Pedaços de parede da mina em Barão de Cocais (MG) se desprendem, diz Vale

Há semanas, população da cidade mineira vive na expectativa do rompimento

Belo Horizonte

Pedaços da parede interna ao norte da mina Gongo Soco, em Barão de Cocais (MG), caíram na madrugada desta sexta-feira (31), segundo a mineradora Vale, responsável por administrar a estrutura. 

A parte desprendida mede 20 metros por 30 e equivale a menos de 1% do tamanho total da estrutura, de acordo com a Defesa Civil de Minas Gerais. O chamado talude —uma encosta íngreme— tem 192 metros de altura e 500 de largura. 

A barragem da mina Gongo Soco, da Vale, em Barão de Cocais (MG)
A barragem da mina Gongo Soco, da Vale, em Barão de Cocais (MG) - Leonardo Benassatto - 23.mai.2019/Reuters

Os pedaços da parede que caíram se esfarelaram e escorregaram como areia para o centro da mina. Segundo o major Marcos Pereira, o deslizamento pode ajudar a estabilizar a estrutura a partir de agora, porque tira a tensão da base. 
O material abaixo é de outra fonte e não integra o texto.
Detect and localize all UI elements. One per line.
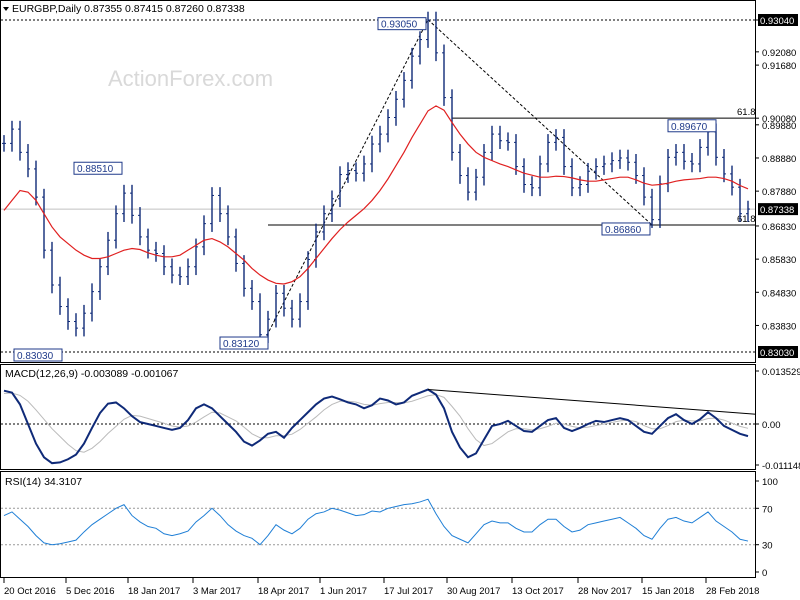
price-right-label: 0.87338: [760, 205, 794, 216]
macd-line: [3, 388, 749, 465]
moving-average-line: [3, 105, 749, 285]
x-tick-label: 15 Jan 2018: [642, 586, 694, 597]
x-tick-label: 5 Dec 2016: [66, 586, 115, 597]
price-right-label: 0.83030: [760, 348, 794, 359]
price-right-label-box: [758, 14, 798, 26]
price-title: EURGBP,Daily 0.87355 0.87415 0.87260 0.8…: [12, 3, 245, 15]
x-tick-label: 18 Apr 2017: [258, 586, 309, 597]
price-annotation-label: 0.93050: [381, 20, 418, 31]
price-right-label-box: [758, 346, 798, 358]
macd-panel: [0, 364, 756, 470]
rsi-tick-label: 70: [762, 504, 773, 515]
macd-tick-label: 0.00: [762, 420, 781, 431]
x-tick-label: 28 Nov 2017: [578, 586, 632, 597]
price-annotation-box: [667, 119, 717, 133]
x-tick-label: 1 Jun 2017: [320, 586, 367, 597]
price-tick-label: 0.92080: [762, 48, 796, 59]
dropdown-triangle-icon[interactable]: [3, 7, 9, 11]
price-annotations: 0.93050 0.88510 0.89670 0.86860 0.83030 0.831…: [13, 17, 717, 362]
price-annotation-box: [13, 348, 63, 362]
price-tick-label: 0.88880: [762, 154, 796, 165]
rsi-tick-label: 30: [762, 541, 773, 552]
x-tick-label: 30 Aug 2017: [447, 586, 500, 597]
macd-signal-line: [3, 392, 749, 453]
price-tick-label: 0.90080: [762, 114, 796, 125]
rsi-title: RSI(14) 34.3107: [5, 476, 82, 488]
macd-series: [3, 388, 757, 465]
x-tick-label: 20 Oct 2016: [4, 586, 56, 597]
price-annotation-label: 0.86860: [605, 225, 642, 236]
fib-level-label: 61.8: [737, 107, 756, 118]
fib-level-label: 61.8: [737, 214, 756, 225]
macd-tick-label: 0.013529: [762, 367, 800, 378]
price-tick-label: 0.91680: [762, 61, 796, 72]
macd-trendline: [427, 389, 757, 415]
price-tick-label: 0.86830: [762, 222, 796, 233]
rsi-tick-label: 100: [762, 477, 778, 488]
macd-axis: 0.013529 0.00 -0.011148: [1, 367, 800, 472]
macd-title: MACD(12,26,9) -0.003089 -0.001067: [5, 368, 179, 380]
price-tick-label: 0.83830: [762, 321, 796, 332]
price-annotation-label: 0.89670: [671, 122, 708, 133]
x-tick-label: 18 Jan 2017: [128, 586, 180, 597]
x-tick-label: 28 Feb 2018: [706, 586, 759, 597]
price-panel: [0, 0, 756, 363]
trendline: [427, 19, 653, 226]
price-right-label-box: [758, 203, 798, 216]
price-annotation-box: [219, 336, 269, 350]
rsi-panel: [0, 471, 756, 578]
price-title-group: EURGBP,Daily 0.87355 0.87415 0.87260 0.8…: [3, 3, 245, 15]
price-trendlines: [259, 19, 653, 350]
x-tick-label: 3 Mar 2017: [193, 586, 241, 597]
rsi-tick-label: 0: [762, 568, 767, 579]
price-annotation-label: 0.83120: [223, 339, 260, 350]
price-right-label: 0.93040: [760, 16, 794, 27]
price-annotation-box: [377, 17, 427, 31]
trendline: [259, 19, 429, 350]
price-series: [2, 11, 750, 344]
price-tick-label: 0.87880: [762, 187, 796, 198]
x-tick-label: 17 Jul 2017: [384, 586, 433, 597]
price-annotation-label: 0.88510: [77, 164, 114, 175]
watermark: ActionForex.com: [108, 66, 273, 91]
rsi-line: [3, 498, 749, 546]
macd-tick-label: -0.011148: [762, 461, 800, 472]
price-annotation-box: [601, 222, 651, 236]
price-annotation-box: [73, 161, 123, 175]
price-annotation-label: 0.83030: [17, 351, 54, 362]
price-tick-label: 0.85830: [762, 255, 796, 266]
x-tick-label: 13 Oct 2017: [512, 586, 564, 597]
price-tick-label: 0.89880: [762, 121, 796, 132]
price-tick-label: 0.84830: [762, 288, 796, 299]
rsi-series: [3, 498, 749, 546]
x-axis: 20 Oct 2016 5 Dec 2016 18 Jan 2017 3 Mar 20…: [3, 578, 759, 597]
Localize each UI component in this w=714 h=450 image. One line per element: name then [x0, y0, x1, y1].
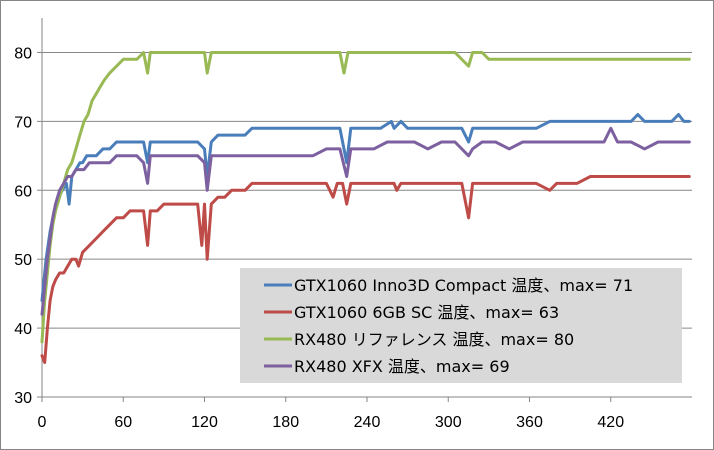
series-line-3 [40, 51, 691, 344]
legend-label-4: RX480 XFX 温度、max= 69 [294, 357, 510, 376]
legend-label-1: GTX1060 Inno3D Compact 温度、max= 71 [294, 276, 633, 295]
x-tick-label: 180 [272, 414, 299, 431]
legend-box [240, 268, 682, 383]
y-tick-label: 30 [14, 390, 32, 407]
y-tick-label: 40 [14, 321, 32, 338]
series-line-4 [40, 126, 691, 316]
y-tick-label: 60 [14, 183, 32, 200]
x-tick-label: 240 [354, 414, 381, 431]
series-lines [40, 51, 691, 364]
x-tick-label: 420 [597, 414, 624, 431]
y-tick-label: 50 [14, 252, 32, 269]
legend-label-3: RX480 リファレンス 温度、max= 80 [294, 330, 574, 349]
series-line-2 [40, 175, 691, 364]
x-tick-label: 60 [114, 414, 132, 431]
x-tick-label: 0 [38, 414, 47, 431]
x-tick-label: 360 [516, 414, 543, 431]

“É natural que de agora em diante, segundo os técnicos da empresa, esse movimento vá acontecendo dentro do que era esperado. Ou seja, um movimento de assentamento, de escorregamento do talude”, afirma o major. 

O movimento desta sexta-feira afasta a possibilidade de uma queda brusca e única do material da parede, o que poderia provocar vibrações no solo e ser gatilho para o rompimento da barragem Sul Superior. 

Há semanas, os moradores de Barão de Cocais, que fica a 80 km da capital Belo Horizonte, vivem na iminência de uma queda da estrutura, para descobrir quais seriam as consequências dela e se ela poderia provocar o terceiro rompimento de barragens em três anos e meio em Minas Gerais.

Segundo a Vale, avaliações confirmam que o material está tendo deslizamento gradual. Na terça-feira (28), a mineradora divulgou um comunicado, com análises técnicas, apontando que a queda da estrutura não deveria interferir na situação da barragem Sul Superior, a 1,5 km de distância. 

Parte da parede da mina vinha registrando deslocamento de 15 a 20 centímetros ao ano, desde 2012, segundo manifestação que a Vale entregou à Justiça de Minas Gerais. A Agência Nacional de Mineração havia divulgado que seriam 10 centímetros ao ano. Desde o fim de 2018, porém, o deslocamento total foi de dois metros, segundo a ANM. 

Na quinta-feira, a parte inferior do talude estava com velocidade de deformação de 24,6 centímetros por dia. Em pontos isolados, já havia atingido 29,1 centímetros por dia. 

Em fevereiro, cerca de 440 pessoas foram retiradas da zona de auto salvamento, a primeira a ser atingida em caso de rompimento, quando a barragem teve nível de risco elevado para 2. No final de março, o nível de risco aumentou para 3 —o último grau, que significa ruptura iminente ou em curso. 

Mesmo que a queda do talude não cause o rompimento, a situação da barragem de rejeitos ainda preocupa. A Vale diz que continua monitorando a estrutura. 

Segundo a Defesa Civil de Minas Gerais, cerca de 10 mil pessoas estão em áreas que podem ser inundadas em Barão de Cocais, Santa Bárbara e São Gonçalo do Rio Abaixo. Destas, 6.000 vivem em Barão de Cocais, onde a lama chegaria dentro de 1h12.

O "dam break" (estudo de hipóteses de rompimento) aponta que as inundações se estenderiam até 72,5 km, sendo mais expressivas nos primeiros 52 km. 

Os moradores vinham tendo reuniões com a Vale sobre segurança antes de acontecer o rompimento da barragem na mina Córrego do Feijão, em Brumadinho. A tragédia, ocorrida no dia 25 de janeiro, deixou 245 mortos e 25 desaparecidos.